If you want to use a separately trained draft model (e.g., trained with SpecForge), also set:
--sglang-speculative-draft-model-path /your/draft/model/path
For detailed parameter meanings and configuration options, see SGLang’s speculative decoding documentation.

Configuration Parameters

Here are the key parameters for configuring speculative decoding:
ParameterDescriptionDefault
--sglang-speculative-algorithmAlgorithm to use (e.g., EAGLE, Medusa)None
--sglang-speculative-num-stepsNumber of speculative steps3
--sglang-speculative-eagle-topkTop-k value for EAGLE1
--sglang-speculative-num-draft-tokensNumber of draft tokens to generate4
--sglang-speculative-draft-model-pathPath to external draft modelNone

Online SFT for the Draft Model

A key challenge in RL with speculative decoding is distribution drift: as RL training progresses, the sampling distributions of the draft and target models diverge. This causes:
  • Fewer draft tokens pass verification
  • Reduced speedup or even negative returns
  • Wasted computation on rejected drafts

The Solution: Online MTP Training

Slime supports online training of MTP layers during RL, updating the draft model in sync with the target model to maintain sampling speed. This approach is detailed in this blog post.

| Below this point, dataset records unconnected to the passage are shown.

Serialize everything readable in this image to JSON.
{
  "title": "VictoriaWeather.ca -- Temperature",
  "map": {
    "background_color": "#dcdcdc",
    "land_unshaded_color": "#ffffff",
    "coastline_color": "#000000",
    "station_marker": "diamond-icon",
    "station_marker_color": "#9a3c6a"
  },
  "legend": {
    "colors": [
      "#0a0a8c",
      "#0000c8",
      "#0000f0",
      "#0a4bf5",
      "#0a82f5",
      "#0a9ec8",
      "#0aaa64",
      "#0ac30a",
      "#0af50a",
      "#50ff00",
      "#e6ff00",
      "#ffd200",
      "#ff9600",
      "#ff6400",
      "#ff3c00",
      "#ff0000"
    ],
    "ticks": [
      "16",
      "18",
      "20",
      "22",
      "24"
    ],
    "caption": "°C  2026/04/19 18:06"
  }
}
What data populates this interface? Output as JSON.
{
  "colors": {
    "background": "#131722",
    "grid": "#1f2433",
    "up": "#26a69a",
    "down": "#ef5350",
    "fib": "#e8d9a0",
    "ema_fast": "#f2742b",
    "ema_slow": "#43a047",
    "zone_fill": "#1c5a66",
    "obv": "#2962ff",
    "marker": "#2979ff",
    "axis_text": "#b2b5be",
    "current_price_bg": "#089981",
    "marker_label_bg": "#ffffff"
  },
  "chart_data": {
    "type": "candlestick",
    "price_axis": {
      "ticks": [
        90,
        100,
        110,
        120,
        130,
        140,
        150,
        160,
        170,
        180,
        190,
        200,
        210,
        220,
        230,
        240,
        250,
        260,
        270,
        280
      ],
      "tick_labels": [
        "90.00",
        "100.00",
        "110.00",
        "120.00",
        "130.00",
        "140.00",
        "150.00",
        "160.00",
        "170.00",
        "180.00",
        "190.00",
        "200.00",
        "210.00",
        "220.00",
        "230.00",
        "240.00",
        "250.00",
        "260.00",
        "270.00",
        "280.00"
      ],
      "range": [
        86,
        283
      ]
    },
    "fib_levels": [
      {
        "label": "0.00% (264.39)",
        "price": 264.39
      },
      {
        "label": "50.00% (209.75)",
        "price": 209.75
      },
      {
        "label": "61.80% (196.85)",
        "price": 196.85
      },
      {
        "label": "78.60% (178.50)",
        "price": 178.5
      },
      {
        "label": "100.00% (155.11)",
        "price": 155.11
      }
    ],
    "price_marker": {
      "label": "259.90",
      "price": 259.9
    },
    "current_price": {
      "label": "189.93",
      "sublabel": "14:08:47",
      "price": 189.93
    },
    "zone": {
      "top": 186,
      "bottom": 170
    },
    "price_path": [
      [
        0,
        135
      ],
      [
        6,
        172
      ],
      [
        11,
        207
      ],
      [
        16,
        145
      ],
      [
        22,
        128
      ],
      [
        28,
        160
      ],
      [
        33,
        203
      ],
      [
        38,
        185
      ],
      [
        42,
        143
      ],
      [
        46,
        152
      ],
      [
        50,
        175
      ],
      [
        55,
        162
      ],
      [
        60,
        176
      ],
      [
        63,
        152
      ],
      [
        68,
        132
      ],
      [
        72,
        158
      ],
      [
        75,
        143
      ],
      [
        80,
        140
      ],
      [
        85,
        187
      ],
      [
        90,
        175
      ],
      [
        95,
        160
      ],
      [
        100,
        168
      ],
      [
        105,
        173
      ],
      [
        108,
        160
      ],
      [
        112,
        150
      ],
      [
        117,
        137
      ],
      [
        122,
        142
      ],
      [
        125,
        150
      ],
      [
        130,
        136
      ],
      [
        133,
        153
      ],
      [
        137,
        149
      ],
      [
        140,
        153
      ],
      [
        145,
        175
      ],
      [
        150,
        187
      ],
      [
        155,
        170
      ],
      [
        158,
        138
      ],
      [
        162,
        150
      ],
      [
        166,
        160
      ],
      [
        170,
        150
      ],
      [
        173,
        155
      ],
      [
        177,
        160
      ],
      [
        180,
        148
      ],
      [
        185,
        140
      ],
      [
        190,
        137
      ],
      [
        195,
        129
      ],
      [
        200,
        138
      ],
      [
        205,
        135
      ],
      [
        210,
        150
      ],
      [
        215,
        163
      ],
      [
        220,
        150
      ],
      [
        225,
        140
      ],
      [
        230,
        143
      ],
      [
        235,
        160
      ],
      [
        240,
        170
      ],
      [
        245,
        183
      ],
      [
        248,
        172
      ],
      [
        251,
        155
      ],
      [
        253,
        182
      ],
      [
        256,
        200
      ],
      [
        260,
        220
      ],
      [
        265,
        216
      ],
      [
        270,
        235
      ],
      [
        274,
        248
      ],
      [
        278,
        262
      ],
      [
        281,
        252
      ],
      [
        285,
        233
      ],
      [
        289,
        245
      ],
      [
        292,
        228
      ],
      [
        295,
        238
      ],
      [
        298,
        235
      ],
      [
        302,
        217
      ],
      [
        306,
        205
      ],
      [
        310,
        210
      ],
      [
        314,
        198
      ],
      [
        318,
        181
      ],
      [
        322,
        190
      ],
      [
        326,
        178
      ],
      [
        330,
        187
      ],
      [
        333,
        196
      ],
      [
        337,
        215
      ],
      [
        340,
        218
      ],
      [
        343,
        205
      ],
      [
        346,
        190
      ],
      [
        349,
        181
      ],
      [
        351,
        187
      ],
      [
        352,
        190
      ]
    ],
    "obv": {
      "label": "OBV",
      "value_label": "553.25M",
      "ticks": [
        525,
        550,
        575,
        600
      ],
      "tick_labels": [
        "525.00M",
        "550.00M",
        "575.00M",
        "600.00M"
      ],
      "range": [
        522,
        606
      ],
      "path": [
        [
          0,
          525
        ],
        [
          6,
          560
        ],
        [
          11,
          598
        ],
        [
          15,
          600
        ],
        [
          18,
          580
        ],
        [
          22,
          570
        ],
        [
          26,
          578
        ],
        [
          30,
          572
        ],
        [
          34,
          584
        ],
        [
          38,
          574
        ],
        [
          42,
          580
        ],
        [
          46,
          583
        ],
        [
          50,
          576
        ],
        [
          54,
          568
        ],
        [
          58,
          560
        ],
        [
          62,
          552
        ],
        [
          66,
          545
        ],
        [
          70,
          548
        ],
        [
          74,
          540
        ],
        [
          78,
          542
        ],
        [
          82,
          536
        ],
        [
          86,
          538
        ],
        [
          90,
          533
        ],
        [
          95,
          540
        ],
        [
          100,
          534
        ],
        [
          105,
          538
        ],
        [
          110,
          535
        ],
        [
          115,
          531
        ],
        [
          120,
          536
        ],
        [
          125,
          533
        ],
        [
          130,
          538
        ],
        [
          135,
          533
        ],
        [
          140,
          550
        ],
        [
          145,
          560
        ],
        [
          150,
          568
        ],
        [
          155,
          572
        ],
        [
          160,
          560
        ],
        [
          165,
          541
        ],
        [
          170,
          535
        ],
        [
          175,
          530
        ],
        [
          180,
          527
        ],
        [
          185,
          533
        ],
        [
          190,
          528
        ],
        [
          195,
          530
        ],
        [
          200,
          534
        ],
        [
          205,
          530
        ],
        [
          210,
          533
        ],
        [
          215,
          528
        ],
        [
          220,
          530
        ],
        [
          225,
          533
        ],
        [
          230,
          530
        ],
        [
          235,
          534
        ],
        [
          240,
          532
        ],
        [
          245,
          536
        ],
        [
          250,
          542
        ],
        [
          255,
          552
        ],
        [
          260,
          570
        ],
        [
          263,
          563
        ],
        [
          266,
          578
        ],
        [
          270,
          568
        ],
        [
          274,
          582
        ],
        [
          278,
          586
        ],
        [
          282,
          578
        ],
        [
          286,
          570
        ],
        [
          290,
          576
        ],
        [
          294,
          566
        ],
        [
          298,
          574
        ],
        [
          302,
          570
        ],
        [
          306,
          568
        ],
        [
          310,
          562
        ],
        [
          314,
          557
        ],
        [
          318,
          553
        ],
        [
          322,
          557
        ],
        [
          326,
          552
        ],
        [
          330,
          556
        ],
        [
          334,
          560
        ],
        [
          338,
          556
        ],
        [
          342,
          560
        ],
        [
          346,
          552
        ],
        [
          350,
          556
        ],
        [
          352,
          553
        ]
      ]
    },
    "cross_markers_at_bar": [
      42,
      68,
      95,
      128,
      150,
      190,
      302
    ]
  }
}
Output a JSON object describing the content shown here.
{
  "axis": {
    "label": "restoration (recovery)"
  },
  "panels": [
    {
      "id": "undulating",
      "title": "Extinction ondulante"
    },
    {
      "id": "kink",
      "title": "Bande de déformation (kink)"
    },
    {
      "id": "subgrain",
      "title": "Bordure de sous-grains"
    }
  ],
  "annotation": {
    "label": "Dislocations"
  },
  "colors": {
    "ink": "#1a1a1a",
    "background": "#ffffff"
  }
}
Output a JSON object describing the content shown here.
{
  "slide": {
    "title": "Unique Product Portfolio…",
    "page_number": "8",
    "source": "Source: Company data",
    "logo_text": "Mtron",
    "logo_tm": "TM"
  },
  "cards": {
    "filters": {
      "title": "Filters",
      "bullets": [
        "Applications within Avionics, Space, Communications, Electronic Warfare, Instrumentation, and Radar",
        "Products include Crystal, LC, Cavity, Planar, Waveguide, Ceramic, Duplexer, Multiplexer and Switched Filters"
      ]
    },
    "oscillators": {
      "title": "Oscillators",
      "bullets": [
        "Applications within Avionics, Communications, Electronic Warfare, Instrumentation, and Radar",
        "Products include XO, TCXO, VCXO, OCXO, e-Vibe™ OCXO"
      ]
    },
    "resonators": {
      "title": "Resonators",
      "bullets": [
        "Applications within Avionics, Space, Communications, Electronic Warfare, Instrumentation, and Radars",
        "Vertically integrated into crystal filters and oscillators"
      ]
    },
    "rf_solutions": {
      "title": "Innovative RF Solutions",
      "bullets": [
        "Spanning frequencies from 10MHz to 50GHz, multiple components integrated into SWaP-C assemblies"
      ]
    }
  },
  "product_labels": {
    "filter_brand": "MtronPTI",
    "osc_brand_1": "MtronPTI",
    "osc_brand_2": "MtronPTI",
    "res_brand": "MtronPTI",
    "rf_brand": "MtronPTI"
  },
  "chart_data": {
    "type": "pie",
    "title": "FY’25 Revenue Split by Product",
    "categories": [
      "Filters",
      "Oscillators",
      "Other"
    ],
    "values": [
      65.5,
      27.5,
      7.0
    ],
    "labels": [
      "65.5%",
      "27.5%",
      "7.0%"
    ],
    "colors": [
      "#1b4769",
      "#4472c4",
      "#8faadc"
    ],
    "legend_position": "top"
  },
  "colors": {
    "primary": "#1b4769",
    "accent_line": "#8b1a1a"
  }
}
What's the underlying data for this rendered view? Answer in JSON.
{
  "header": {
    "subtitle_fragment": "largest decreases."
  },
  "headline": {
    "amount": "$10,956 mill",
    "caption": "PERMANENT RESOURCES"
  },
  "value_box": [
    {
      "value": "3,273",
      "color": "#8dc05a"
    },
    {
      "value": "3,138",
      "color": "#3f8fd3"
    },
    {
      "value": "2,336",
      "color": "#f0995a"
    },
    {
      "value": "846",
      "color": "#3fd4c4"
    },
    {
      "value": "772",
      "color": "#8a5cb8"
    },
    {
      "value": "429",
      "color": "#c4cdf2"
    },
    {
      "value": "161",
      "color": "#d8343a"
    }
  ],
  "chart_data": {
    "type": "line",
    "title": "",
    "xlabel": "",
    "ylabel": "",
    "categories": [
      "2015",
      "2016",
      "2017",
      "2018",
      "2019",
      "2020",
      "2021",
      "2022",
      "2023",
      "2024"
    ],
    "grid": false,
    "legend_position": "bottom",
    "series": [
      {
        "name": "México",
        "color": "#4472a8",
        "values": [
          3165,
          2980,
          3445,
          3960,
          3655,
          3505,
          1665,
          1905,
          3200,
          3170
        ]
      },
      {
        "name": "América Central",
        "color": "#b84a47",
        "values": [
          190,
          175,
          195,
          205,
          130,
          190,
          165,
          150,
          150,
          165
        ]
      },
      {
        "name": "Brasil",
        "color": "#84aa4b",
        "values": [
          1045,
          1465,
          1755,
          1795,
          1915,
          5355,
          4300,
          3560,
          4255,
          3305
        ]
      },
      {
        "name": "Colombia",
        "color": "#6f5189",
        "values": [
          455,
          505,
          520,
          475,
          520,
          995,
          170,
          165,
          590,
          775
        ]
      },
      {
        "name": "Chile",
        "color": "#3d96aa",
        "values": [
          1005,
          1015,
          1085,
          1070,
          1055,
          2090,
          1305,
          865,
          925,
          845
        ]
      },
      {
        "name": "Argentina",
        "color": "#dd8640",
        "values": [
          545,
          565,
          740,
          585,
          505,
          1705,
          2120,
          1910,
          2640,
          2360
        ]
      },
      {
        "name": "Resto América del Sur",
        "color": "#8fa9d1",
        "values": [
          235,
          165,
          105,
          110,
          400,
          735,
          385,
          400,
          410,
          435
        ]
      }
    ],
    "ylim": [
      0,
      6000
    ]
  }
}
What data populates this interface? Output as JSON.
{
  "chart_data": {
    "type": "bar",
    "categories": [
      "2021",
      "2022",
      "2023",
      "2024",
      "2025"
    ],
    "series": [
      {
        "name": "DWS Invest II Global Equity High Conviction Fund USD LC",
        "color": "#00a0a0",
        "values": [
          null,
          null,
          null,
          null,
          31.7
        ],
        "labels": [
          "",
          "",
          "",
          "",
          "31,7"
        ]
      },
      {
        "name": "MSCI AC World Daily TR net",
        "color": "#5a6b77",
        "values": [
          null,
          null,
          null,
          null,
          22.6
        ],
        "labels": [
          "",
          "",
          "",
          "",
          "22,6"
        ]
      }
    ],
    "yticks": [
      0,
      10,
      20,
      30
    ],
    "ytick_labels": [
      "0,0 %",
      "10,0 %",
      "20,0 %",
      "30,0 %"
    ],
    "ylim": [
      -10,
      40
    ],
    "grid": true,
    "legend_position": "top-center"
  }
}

Enabling Online MTP Training

Add these flags to your training configuration:
--mtp-num-layers 1
--enable-mtp-training
--mtp-loss-scaling-factor 0.2
This requires a torch_dist checkpoint with MTP weights. You need to add --mtp-num-layers 1 during checkpoint conversion from HuggingFace to torch_dist format.

How It Works

During training:
  1. Forward Pass: Both target model and MTP layers process the input
  2. Loss Computation: MTP loss is computed with scaling factor mtp-loss-scaling-factor
  3. Backward Pass: Gradients flow through both target and MTP layers
  4. Weight Update: Both models are updated simultaneously
  5. Inference: Updated MTP layers are used immediately for next rollout
This keeps the draft model aligned with the evolving target model, maintaining high acceptance rates throughout training.

Example Configuration

Here’s a complete example for training with speculative decoding:
MODEL_ARGS=(
  --model-type deepseek-v3
  --num-layers 61
  --hidden-size 7168
  --num-attention-heads 128
  --mtp-num-layers 1  # Enable MTP layers
)

SGLANG_ARGS=(
  # Speculative decoding config
  --sglang-speculative-algorithm EAGLE
  --sglang-speculative-num-steps 3
  --sglang-speculative-eagle-topk 1
  --sglang-speculative-num-draft-tokens 4
  
  # Rollout config
  --rollout-num-gpus-per-engine 2
  --sglang-mem-fraction-static 0.7
)

TRAINING_ARGS=(
  # Enable online MTP training
  --enable-mtp-training
  --mtp-loss-scaling-factor 0.2
)

ray job submit --address="http://127.0.0.1:8265" \
  -- python3 train.py \
  ${MODEL_ARGS[@]} \
  ${SGLANG_ARGS[@]} \
  ${TRAINING_ARGS[@]}

Checkpoint Conversion with MTP

When converting checkpoints from HuggingFace to torch_dist format, include MTP layers:
source scripts/models/deepseek-v3.sh

PYTHONPATH=/root/Megatron-LM python tools/convert_hf_to_torch_dist.py \
  ${MODEL_ARGS[@]} \
  --mtp-num-layers 1 \
  --hf-checkpoint /path/to/deepseek-v3 \
  --save /path/to/deepseek-v3_torch_dist
Without --mtp-num-layers 1 during conversion, the checkpoint will not contain MTP weights and online training will fail.

Performance Benefits

Speculative decoding with online MTP training can provide significant speedups:

2-3x Throughput

Typical speedup for large models with well-tuned draft models

Maintained Speedup

Online training prevents degradation over the course of RL training

No Quality Loss

Speculative decoding is mathematically equivalent to standard sampling

Monitoring Acceptance Rates

Monitor these metrics to ensure speculative decoding is effective:

Acceptance Rate

The percentage of draft tokens accepted by the target model:
acceptance_rate = accepted_tokens / total_draft_tokens
Target: >70% for good performance

Effective Speedup

The actual speedup considering draft cost and acceptance rate:
effective_speedup = (accepted_tokens * target_cost) / 
                    (draft_tokens * draft_cost + verify_cost)
Target: >2.0x for large models

Distribution Drift

KL divergence between draft and target distributions:
kl_drift = KL(p_target || p_draft)
Without online training, this typically increases over time. Online MTP training keeps it stable.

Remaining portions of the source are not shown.